Superada a questão, verifico que o requerido alega a cobrança de encargos abusivos, o que descaracterizaria a mora. Contudo, em se tratando de contrato de consórcio a remuneração da administradora se dá pela taxa de administração, e a atualização das parcelas ocorre com base na variação do preço do bem objeto do plano, não havendo que se falar em juros remuneratórios ou capitalização típicos de contratos de financiamento.
Portanto, os juros e a multa moratória previstos no contrato e aplicados nos extratos (evento n.º 1, arquivos 11/12) são encargos decorrentes do inadimplemento e não se confundem com encargos remuneratórios ilegais.
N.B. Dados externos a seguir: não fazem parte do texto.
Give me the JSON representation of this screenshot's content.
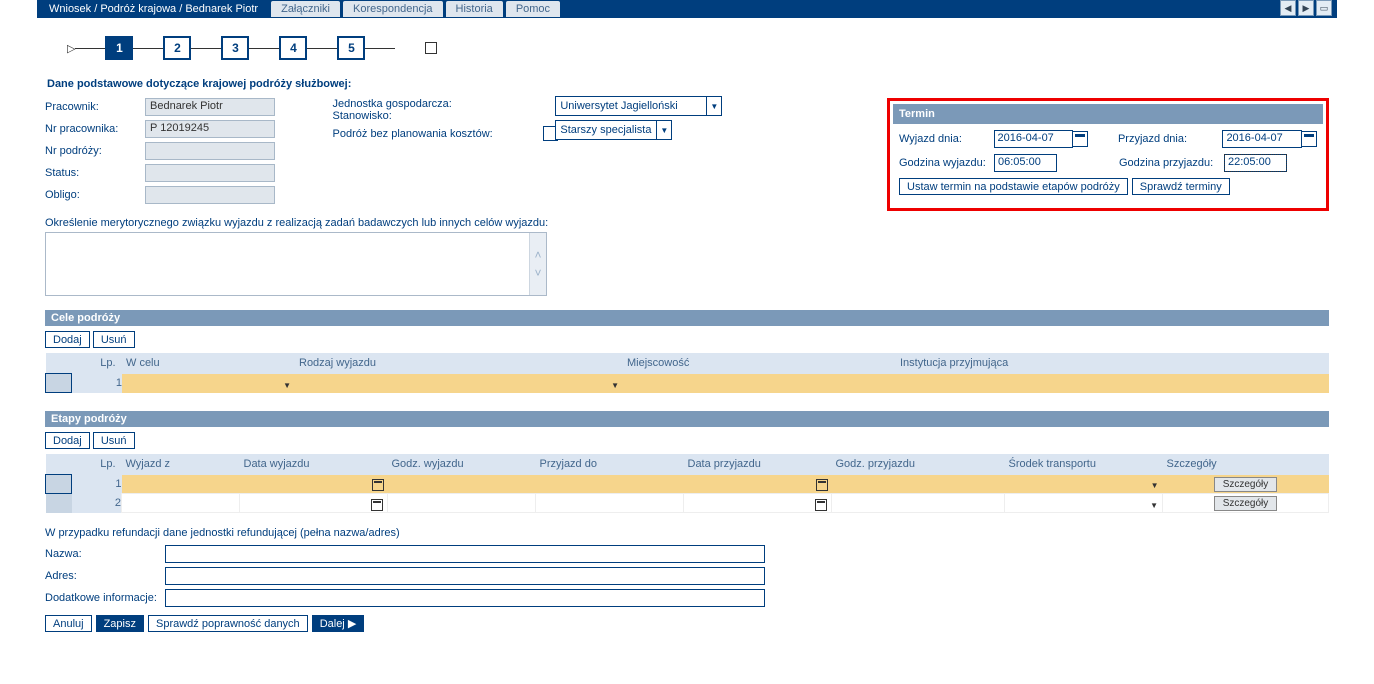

Quanto à purga da mora o Superior Tribunal de Justiça, em sede de recurso repetitivo (REsp nº 1.418.593/MS), consolidou o entendimento de que nos contratos de alienação fiduciária a purgação da mora pressupõe o pagamento da integralidade da dívida, ou seja, as parcelas vencidas e as vincendas, no prazo de 5 (cinco) dias após a execução da liminar.
No presente caso o réu, citado e ciente da apreensão do bem, não efetuou o pagamento da integralidade do débito no prazo legal, o que acarreta a consolidação da propriedade e da posse plena e exclusiva do bem no patrimônio da credora fiduciária nos termos do artigo 3º, § 1º, do Decreto-Lei nº 911/69.
Por derradeiro ressalto que a alegação de que o veículo é bem essencial ao trabalho não tem o condão de afastar a garantia fiduciária validamente constituída, sendo inaplicável a impenhorabilidade do bem de família ou de instrumento de trabalho em face do credor fiduciário, proprietário do bem.
Desse modo não restam dúvidas de que os documentos colacionados ao procedimento demonstram, de forma inequívoca, a existência do negócio jurídico entabulado entre as partes e a injustificada mora obrigacional do devedor, sendo o quanto basta ao deslinde da vexata quaestio.
DISPOSITIVO.
Na confluência do excerto, JULGO PROCEDENTE a súplica proemial a fim de consolidar a propriedade e a posse plena e exclusiva do veículo descrito na peça matriz nas mãos da instituição financeira autora, ficando desde logo autorizada a proceder à venda extrajudicial do bem outrora alienado fiduciariamente ao requerido nos termos do art. 2º do Decreto-lei 911/69, caso ainda não o tenha feito, especialmente em relação à devolução ao devedor de eventual saldo apurado em seu benefício.
Por força da sucumbência, CONDENO o requerido ao pagamento das custas processuais e honorários advocatícios que ora arbitro em 10% (dez por cento) sobre o valor atribuído à causa à luz do que preconiza o artigo 85, § 2º do Código de Processo Civil.
Publique-se. Registre-se. Intimem.
Senador Canedo-GO, 8 de setembro de 2026.